Hand Knocking On Door

Near the end of his time occupying the governor's office in Sacramento, then California governor Jerry Brown signed into law Senate Bill 10 or SB10. SB10 represented a wholesale abandonment of the cash bail system which, while imperfect, had nonetheless worked (and continues to work) nationwide for centuries. The goal, according to the governor, was restoring fairness to the system. While that makes for a great sound bite, it's about as far from the truth as Sacramento is from Adams County, Broomfield County, Weld County and Denver.

The Real Root of Unfairness

Politicians love easy fixes that allow them to look noble without having to do any real work. So-called “bail reform” is one of those photo-op and sound bite opportunities most politicos find too tempting to resist. They can get up on their high horse and talk about “leveling the playing field” and “restoring fairness” without ever having to do anything to actually achieve those notable ideals.

The social justice mercenaries who travel the country whispering sweet anti-bail nothings in the ears of weak-minded legislators don’t actually care about any of those goals either. What they do care about is padding their resumes. Because the more successful “eliminate bail bonding” movements they can attach their names to, the more they can charge for their lobbying services down the road. And that’s all that really matters to them.

If they really cared about fairness as a societal principle, they'd be working to ensure that every American had access to a good-paying job so that, if they ever got arrested, they'd have just as much chance as anyone else of posting bail. Instead, because fixing the economic disparities that are eating away at the foundation of the republic takes lots of hard work, they opt for the easy way out and just set everyone free. Next thing you know the guy that followed your kid home from school is free to walk the streets and follow your kid some more until he has his day in court. Don't you feel safer already?

More Inconvenient Truths

Here are a couple of more inconvenient truths the bail reform cabal doesn’t want you to think about.

Bail Bonds Help Keep Your Taxes Low

The way the bail system is designed, if a person fails to appear in court on their appointed date, they become a fugitive from justice. It is then the responsibility of the bonding agent to track them down and return them to custody. The cost of recapturing these fugitives is borne by the bondsman. Not the state.

Also, if a person becomes a fugitive, their bail is revoked and kept by the state. So the bail system not only pays for itself, it also produces a net gain for the state. Eliminate bail, and the state now needs to raise taxes to pay to recapture fugitives. And there is no revoked bail being deposited in state coffers.

Not Everyone Who Can’t Make Bail is a Victim

Bail reformers like to paint those being held because they can’t, or won’t, pay their bail as being victims of a corrupt and biased system. The inconvenient truth here is that many of them are dangerous, violent repeat offenders who pose a clear and present danger to the social order. Simply allowing them to walk free while awaiting trial is insane.

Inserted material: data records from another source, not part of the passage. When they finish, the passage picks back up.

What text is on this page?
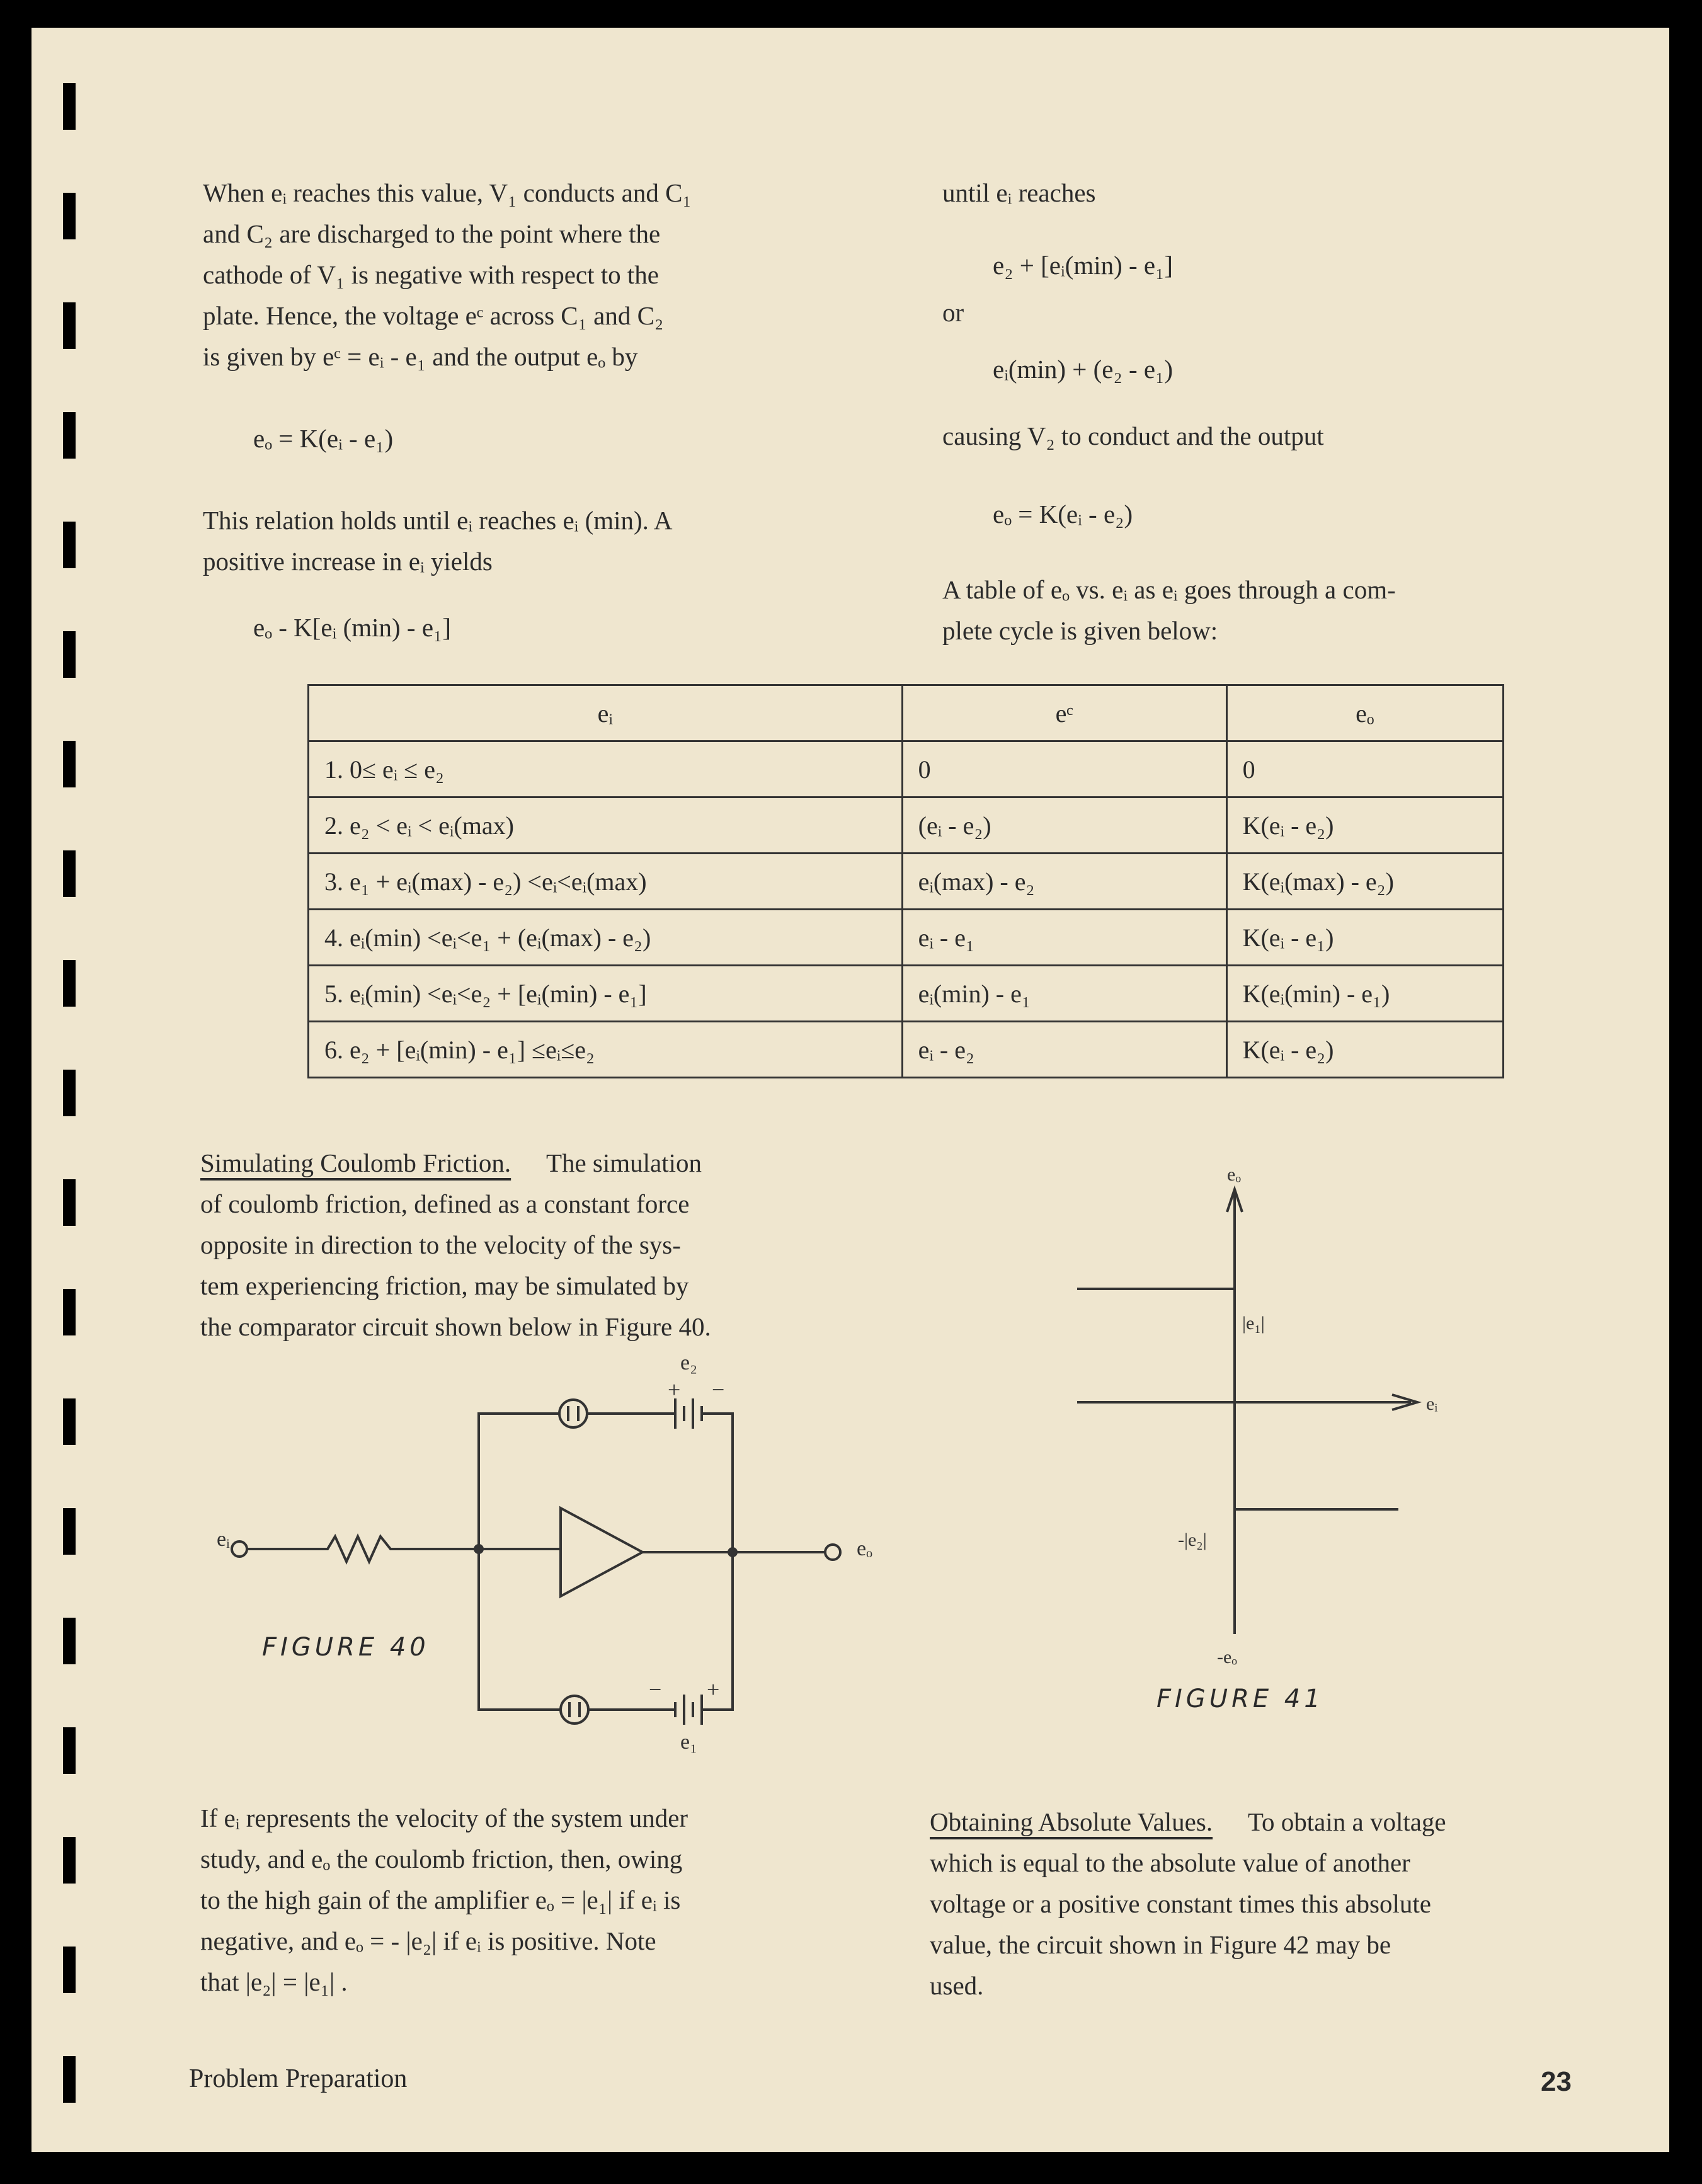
When eᵢ reaches this value, V₁ conducts and C₁
and C₂ are discharged to the point where the
cathode of V₁ is negative with respect to the
plate. Hence, the voltage eᶜ across C₁ and C₂
is given by eᶜ = eᵢ - e₁ and the output eₒ by
eₒ = K(eᵢ - e₁)
This relation holds until eᵢ reaches eᵢ (min). A
positive increase in eᵢ yields
eₒ - K[eᵢ (min) - e₁]
until eᵢ reaches
e₂ + [eᵢ(min) - e₁]
or
eᵢ(min) + (e₂ - e₁)
causing V₂ to conduct and the output
eₒ = K(eᵢ - e₂)
A table of eₒ vs. eᵢ as eᵢ goes through a com-
plete cycle is given below:
eᵢ	eᶜ	eₒ
1. 0≤ eᵢ ≤ e₂	0	0
2. e₂ < eᵢ < eᵢ(max)	(eᵢ - e₂)	K(eᵢ - e₂)
3. e₁ + eᵢ(max) - e₂) <eᵢ<eᵢ(max)	eᵢ(max) - e₂	K(eᵢ(max) - e₂)
4. eᵢ(min) <eᵢ<e₁ + (eᵢ(max) - e₂)	eᵢ - e₁	K(eᵢ - e₁)
5. eᵢ(min) <eᵢ<e₂ + [eᵢ(min) - e₁]	eᵢ(min) - e₁	K(eᵢ(min) - e₁)
6. e₂ + [eᵢ(min) - e₁] ≤eᵢ≤e₂	eᵢ - e₂	K(eᵢ - e₂)
Simulating Coulomb Friction. The simulation
of coulomb friction, defined as a constant force
opposite in direction to the velocity of the sys-
tem experiencing friction, may be simulated by
the comparator circuit shown below in Figure 40.
eᵢ	eₒ
e₂
+ −
e₁
− +
FIGURE 40
eₒ
-eₒ
eᵢ
|e₁|
-|e₂|
FIGURE 41
If eᵢ represents the velocity of the system under
study, and eₒ the coulomb friction, then, owing
to the high gain of the amplifier eₒ = |e₁| if eᵢ is
negative, and eₒ = - |e₂| if eᵢ is positive. Note
that |e₂| = |e₁| .
Obtaining Absolute Values. To obtain a voltage
which is equal to the absolute value of another
voltage or a positive constant times this absolute
value, the circuit shown in Figure 42 may be
used.
Problem Preparation	23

"But wait," the reformers roar, "that's why bail reform laws give the judge the option of holding those deemed to be threats in custody until they have their day in court." While that sure sounds like a reasonable safeguard the fact is it's not. Nor does it measure up to the reform movement’s other favorite talking point: fairness. And we’ll tell you why next.

Not All Judges Are Created Equal

If the decision on who is to be held and who is to be released falls exclusively on one person, you are essentially creating a super-legal component of the justice system never envisioned by the constitution. Besides the obvious constitutional problems that creates, there's also the fact that not all judges share the same opinion about what constitutes a threat and what doesn't.

One judge might think that someone arrested for attempted rape doesn’t present a threat to society and winds up releasing them, while another judge thinks they do and ends up holding them. One judge may think someone arrested for robbing a convenience store doesn’t present a threat, while another judge thinks they do.

The point is that when you eliminate bail bonds in the interest of "fairness" what you often get in return is uneven application of judicial prerogatives and, yup, unfairness. One person is jurisdiction A is released awaiting trial while another person, arrested on the exact same charge in jurisdiction B, is held awaiting trial. If any bail reformers out there can explain to us how that is fair, we're all ears.

Help Me Obi Wan

Self-serving freelance reformers who travel the country looking for states to ruin - and especially the equally self-serving politicians who enable them - remind us of a scene from the original Star Wars movie: "You don't need cash bail" - "We don't need cash bail." "You will vote for SB10" - "We will vote for SB10". "You will get a sound bite" - "We will get a sound bite." And that's it. California is about to discover the high price of allowing such weak-kneed individuals to hold public office.